It is a dedicated current-sense amplifier, not a general-purpose op-amp — the gain is internally set, and the input common-mode range extends well beyond the supply rails, which is what makes it useful for high-side or low-side sensing. With an 80 kHz -3 dB bandwidth, it is fast enough to capture switching ripple in a DC-DC converter or monitor load transients in a motor drive, but not intended for wideband servo loops or audio-frequency applications. The 12 µV input offset voltage means it can resolve small shunt voltages — down to microvolt-level signals — which translates to lower power dissipation in the shunt resistor for a given current.
The 8-WLP (Wafer-Level Package) is a tiny, leadless package — essentially the bare die with solder bumps — that saves board area but demands a controlled assembly process. The mounting type is surface mount, and the package / case is 8-WFBGA, WLBGA, with the supplier device package listed as 8-WLP. Because it is a wafer-level package, the solder bumps are the only standoff; the board must have a solder mask defined pad pattern that matches the bump pitch exactly. Reflow profile follows standard lead-free (SnAgCu) recommendations, but the package is moisture-sensitive — MSL level should be verified from the latest datasheet revision before opening the sealed bag.
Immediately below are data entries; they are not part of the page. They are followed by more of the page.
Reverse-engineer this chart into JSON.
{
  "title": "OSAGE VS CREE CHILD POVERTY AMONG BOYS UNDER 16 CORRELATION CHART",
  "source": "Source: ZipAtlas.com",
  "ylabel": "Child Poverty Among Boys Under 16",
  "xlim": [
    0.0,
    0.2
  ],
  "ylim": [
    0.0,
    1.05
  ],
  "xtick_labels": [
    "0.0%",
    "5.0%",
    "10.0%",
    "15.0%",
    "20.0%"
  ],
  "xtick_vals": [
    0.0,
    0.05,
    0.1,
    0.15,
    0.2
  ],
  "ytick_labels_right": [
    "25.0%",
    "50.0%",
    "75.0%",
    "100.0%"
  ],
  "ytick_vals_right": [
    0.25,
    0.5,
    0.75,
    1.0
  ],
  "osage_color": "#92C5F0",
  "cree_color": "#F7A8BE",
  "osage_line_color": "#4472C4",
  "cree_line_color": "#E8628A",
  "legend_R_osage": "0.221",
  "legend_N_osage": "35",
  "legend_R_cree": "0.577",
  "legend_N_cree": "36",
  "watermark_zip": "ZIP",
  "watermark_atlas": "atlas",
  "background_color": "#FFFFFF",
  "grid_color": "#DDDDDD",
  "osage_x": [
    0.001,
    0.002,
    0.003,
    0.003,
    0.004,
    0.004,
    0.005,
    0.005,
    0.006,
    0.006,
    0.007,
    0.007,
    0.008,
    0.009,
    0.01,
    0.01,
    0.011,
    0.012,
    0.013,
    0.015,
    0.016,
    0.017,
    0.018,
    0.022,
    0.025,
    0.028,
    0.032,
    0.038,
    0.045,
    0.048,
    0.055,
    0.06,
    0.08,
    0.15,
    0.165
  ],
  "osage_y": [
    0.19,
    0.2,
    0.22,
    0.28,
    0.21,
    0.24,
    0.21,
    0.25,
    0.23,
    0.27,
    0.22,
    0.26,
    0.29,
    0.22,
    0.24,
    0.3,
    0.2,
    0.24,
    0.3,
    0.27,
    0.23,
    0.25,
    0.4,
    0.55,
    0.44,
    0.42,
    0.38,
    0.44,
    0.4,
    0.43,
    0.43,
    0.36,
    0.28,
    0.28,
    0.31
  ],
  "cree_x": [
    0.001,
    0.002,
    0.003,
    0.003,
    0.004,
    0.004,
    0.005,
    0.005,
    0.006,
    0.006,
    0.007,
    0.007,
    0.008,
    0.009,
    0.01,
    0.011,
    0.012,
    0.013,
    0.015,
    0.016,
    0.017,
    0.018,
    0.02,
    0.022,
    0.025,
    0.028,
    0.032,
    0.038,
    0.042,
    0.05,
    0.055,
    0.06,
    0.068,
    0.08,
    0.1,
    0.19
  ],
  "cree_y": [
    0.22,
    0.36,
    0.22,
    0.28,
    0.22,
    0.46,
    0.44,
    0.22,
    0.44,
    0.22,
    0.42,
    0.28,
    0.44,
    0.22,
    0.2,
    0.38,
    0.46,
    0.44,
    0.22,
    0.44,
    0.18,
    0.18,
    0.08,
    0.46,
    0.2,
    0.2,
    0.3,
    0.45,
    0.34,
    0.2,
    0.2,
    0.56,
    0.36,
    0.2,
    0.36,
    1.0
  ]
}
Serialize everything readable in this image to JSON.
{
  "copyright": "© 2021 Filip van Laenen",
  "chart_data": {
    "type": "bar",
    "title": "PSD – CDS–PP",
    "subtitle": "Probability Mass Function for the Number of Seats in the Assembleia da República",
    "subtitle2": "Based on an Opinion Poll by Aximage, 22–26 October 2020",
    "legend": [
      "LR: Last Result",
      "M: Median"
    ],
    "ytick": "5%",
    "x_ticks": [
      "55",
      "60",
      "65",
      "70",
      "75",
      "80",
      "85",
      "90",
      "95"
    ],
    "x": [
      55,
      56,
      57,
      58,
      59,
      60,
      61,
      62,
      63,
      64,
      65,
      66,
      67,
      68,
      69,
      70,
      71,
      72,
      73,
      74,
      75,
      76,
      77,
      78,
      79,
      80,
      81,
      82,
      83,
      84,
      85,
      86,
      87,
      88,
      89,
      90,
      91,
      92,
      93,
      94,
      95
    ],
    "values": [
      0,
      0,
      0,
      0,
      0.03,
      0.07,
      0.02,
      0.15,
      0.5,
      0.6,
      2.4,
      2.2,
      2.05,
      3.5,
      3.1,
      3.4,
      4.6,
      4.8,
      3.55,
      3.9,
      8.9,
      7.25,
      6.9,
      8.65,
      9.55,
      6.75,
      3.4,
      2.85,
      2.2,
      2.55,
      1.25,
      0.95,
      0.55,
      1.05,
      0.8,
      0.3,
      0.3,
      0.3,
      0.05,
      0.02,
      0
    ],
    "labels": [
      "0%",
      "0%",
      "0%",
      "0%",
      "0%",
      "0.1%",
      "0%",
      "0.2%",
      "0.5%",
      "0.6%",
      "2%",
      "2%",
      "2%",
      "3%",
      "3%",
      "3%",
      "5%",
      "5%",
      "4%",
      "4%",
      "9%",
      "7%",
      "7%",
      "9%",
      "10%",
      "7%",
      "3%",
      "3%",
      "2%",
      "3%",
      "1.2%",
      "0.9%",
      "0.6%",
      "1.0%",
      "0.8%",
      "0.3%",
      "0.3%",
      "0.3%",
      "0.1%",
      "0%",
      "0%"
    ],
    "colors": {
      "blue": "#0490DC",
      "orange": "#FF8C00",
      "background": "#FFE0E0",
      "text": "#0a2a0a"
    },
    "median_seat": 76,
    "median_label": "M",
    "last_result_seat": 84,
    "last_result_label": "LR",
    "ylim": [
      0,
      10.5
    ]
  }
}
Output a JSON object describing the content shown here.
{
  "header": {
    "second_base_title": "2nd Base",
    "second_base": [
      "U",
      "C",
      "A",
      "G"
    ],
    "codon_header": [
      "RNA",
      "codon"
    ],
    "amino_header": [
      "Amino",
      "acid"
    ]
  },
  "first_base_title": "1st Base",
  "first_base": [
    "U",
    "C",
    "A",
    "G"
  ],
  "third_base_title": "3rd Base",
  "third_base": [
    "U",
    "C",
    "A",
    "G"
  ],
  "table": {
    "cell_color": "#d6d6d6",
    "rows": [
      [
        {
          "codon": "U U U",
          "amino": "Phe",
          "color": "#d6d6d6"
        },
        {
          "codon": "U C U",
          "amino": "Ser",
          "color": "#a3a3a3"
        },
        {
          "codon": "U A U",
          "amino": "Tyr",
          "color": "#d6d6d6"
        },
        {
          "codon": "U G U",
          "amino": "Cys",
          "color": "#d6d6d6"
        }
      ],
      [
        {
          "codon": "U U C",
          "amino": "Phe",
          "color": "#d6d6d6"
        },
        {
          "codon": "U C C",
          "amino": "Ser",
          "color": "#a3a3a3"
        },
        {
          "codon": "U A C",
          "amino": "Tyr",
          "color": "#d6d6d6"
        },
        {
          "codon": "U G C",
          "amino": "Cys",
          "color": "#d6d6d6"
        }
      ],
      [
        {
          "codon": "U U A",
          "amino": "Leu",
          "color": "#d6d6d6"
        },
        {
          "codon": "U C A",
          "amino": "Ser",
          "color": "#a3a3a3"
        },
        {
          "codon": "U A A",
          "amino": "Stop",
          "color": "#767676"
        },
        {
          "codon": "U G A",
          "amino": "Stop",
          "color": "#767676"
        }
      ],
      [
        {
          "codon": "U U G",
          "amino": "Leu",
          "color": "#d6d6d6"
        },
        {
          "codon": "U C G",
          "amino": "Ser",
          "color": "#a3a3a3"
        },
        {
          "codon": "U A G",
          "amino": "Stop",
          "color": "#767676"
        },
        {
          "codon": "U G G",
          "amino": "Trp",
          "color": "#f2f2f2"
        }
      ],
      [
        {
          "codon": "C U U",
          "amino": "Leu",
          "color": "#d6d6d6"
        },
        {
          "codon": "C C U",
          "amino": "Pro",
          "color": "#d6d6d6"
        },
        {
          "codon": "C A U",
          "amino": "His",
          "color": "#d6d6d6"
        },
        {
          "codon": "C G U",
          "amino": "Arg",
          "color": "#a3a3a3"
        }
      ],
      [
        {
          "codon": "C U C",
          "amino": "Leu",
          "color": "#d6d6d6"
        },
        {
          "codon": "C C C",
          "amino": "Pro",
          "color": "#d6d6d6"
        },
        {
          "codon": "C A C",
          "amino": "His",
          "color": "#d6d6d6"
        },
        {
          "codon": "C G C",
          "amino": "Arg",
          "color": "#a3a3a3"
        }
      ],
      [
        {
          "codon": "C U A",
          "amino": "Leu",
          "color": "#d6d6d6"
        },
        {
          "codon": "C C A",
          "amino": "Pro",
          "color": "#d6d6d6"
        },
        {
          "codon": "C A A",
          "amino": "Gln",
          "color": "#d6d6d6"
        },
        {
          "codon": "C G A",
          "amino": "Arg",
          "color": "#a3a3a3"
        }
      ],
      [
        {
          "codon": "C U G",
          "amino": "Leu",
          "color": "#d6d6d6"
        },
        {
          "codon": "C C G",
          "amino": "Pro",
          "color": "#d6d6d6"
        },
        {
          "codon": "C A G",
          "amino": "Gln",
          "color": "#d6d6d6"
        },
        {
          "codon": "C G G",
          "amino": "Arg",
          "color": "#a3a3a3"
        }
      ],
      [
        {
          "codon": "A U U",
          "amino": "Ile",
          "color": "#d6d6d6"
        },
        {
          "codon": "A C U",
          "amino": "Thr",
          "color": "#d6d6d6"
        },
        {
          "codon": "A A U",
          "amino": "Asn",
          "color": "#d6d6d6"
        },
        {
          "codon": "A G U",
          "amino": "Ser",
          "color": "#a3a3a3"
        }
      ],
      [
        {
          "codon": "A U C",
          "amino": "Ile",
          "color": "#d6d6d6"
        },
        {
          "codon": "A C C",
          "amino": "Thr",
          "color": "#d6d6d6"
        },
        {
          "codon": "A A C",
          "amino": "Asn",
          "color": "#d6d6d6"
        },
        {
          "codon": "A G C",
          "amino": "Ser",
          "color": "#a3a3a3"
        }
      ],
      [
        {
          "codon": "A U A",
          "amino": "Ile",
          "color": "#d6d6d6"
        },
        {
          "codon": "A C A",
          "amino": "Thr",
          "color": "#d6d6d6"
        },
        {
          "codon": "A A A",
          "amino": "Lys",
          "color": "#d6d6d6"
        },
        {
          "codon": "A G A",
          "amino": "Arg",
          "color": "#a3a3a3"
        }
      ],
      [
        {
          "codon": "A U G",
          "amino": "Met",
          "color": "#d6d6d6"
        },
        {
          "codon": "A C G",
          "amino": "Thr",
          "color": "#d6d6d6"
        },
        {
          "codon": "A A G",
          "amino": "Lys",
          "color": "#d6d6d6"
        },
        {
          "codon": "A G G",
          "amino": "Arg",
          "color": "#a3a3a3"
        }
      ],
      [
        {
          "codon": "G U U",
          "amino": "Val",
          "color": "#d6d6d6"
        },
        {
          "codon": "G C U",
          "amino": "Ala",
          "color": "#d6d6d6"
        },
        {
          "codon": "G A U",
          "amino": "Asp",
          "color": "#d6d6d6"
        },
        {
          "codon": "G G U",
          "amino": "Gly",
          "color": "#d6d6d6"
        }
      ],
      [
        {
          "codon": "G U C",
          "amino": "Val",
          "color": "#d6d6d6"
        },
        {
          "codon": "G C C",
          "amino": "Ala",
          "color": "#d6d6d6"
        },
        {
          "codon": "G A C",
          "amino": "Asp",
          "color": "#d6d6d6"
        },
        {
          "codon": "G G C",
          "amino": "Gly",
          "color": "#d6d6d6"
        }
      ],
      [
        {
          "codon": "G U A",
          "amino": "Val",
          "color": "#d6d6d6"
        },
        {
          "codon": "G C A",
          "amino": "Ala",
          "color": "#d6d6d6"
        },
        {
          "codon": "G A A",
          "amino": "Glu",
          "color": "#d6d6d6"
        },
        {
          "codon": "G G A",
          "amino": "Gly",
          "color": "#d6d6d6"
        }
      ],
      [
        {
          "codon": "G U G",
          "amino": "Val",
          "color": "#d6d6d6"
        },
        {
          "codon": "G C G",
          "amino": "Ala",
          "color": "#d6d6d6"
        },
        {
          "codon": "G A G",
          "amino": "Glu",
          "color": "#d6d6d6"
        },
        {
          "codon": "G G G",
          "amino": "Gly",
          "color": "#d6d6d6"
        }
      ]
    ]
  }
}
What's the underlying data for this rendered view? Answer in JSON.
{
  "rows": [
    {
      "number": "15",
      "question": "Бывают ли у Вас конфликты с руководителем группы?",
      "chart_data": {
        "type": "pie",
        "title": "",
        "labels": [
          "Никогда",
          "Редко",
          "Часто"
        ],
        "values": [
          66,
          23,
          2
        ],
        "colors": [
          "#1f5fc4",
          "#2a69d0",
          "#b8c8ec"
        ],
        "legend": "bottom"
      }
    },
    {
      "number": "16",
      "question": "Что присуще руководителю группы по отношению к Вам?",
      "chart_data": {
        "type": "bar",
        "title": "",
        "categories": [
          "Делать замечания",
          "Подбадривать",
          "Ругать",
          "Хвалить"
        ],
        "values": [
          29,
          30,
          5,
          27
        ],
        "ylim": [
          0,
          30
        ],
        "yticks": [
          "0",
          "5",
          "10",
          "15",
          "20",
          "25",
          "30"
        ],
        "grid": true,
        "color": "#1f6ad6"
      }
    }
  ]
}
Supply voltage and input offset — sizing the shunt and the rail
The 12 µV input offset voltage is the key precision spec: it sets the floor on the smallest measurable shunt voltage. For a 10 mΩ shunt, 12 µV offset corresponds to a 1.2 mA error term — acceptable for multi-amp loads, but if you need to measure tens of milliamps, a larger shunt value or a lower-offset part would be needed. The input bias current is 65 µA, which flows into the shunt and can introduce a small additional error if the shunt resistance is high. For a 10 mΩ shunt, 65 µA × 10 mΩ = 0.65 µV, negligible against the 12 µV offset. The dual-channel configuration lets you monitor two independent current paths — for example, the input and output of a power supply, or two phases of a motor — with one IC.